Öznur Eren "Çoklukta Birlik" Resim Sergisi
Harmony Sanat Galerisi / Kuzguncuk
14 Mayıs - 14 Haziran 2016
ÖZNUR EREN RESİMLERİ ÜZERİNDEN ÇAĞRIŞIMLAR
Harmony Sanat Galerisi / Kuzguncuk
14 Mayıs - 14 Haziran 2016
ÖZNUR EREN RESİMLERİ ÜZERİNDEN ÇAĞRIŞIMLAR
Öznur Eren’in “Çoklukta Birlik”
adlı resim sergisi önce adıyla çeldi aklımı.

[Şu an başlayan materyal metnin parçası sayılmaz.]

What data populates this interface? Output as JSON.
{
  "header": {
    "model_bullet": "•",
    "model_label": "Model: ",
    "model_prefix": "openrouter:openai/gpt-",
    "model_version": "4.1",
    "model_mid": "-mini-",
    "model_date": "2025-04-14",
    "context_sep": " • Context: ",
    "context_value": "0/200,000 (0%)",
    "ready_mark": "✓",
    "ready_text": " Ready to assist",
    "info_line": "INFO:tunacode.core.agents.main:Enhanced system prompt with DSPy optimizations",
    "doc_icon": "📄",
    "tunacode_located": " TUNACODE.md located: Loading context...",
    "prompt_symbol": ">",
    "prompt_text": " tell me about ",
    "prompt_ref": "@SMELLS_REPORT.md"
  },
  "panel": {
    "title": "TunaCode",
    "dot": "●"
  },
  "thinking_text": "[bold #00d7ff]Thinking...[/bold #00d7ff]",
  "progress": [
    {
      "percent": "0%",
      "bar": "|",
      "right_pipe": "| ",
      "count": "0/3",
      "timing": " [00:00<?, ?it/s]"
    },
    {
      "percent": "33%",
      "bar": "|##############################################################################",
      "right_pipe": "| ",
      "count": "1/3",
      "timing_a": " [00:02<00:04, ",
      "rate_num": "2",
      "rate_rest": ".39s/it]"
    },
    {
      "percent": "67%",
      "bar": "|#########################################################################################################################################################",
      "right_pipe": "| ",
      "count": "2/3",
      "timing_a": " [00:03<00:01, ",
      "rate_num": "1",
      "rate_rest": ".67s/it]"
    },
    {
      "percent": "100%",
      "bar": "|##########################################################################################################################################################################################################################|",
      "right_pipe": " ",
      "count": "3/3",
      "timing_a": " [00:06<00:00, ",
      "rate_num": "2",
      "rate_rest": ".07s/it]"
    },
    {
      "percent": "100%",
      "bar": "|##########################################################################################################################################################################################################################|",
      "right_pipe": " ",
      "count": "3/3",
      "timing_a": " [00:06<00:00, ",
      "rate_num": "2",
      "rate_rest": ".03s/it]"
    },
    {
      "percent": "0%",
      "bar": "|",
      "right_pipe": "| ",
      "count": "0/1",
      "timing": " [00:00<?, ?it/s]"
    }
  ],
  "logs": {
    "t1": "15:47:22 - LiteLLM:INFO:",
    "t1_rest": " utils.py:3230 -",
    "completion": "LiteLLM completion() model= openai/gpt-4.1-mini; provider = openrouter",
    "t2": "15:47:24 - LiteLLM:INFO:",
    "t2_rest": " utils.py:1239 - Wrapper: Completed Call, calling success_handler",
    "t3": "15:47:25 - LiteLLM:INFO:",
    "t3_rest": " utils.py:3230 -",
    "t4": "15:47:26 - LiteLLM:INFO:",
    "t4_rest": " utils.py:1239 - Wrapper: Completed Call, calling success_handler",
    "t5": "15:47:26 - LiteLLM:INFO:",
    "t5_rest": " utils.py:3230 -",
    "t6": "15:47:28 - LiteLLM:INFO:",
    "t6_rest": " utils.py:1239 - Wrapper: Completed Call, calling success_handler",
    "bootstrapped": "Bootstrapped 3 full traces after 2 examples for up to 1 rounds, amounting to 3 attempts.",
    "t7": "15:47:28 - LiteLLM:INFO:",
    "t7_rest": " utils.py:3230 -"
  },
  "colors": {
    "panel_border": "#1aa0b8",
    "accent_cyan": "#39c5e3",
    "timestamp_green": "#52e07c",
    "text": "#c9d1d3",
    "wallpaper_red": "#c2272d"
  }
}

Bu “çelme” sözcüğünü hiç olumsuz anlamda kullanmıyorum. Her anlamda bombardımana maruz kaldığımız bir
dünyada, bize dokunan, ruhumuzu okşayan ve daha derinlerine inmemiz için bizi
yoluna davet eden türden bir “çelme” bu. Üstelik benim gibi sözcüklere vurgun
birini öncelikle kelimelerle etkilemesinden daha doğal ne olabilirdi ki?
İşte böyle bir etkileşimle
başladı Harmony Sanat Galerisi’ndeki sergisine yolculuğum. Öznur Eren aslında
daha öncesinde de tanıdığım bir ressamdı. Bir sis perdesi içinde ama yine de
görünür olmaktan korkmadan renkleri cesaretle kullanmasıyla, doğa ile insanı
ama özellikle kadınları bütünlemesiyle, toprağın ta derinlerine kök salan ulu
ağaçlarıyla ve de bütün zarafeti ve renkleriyle ayakları toprağa sapasağlam
basan tanrıça görünümlü dimdik kadınlarıyla kalmıştı aklımda Öznur Eren.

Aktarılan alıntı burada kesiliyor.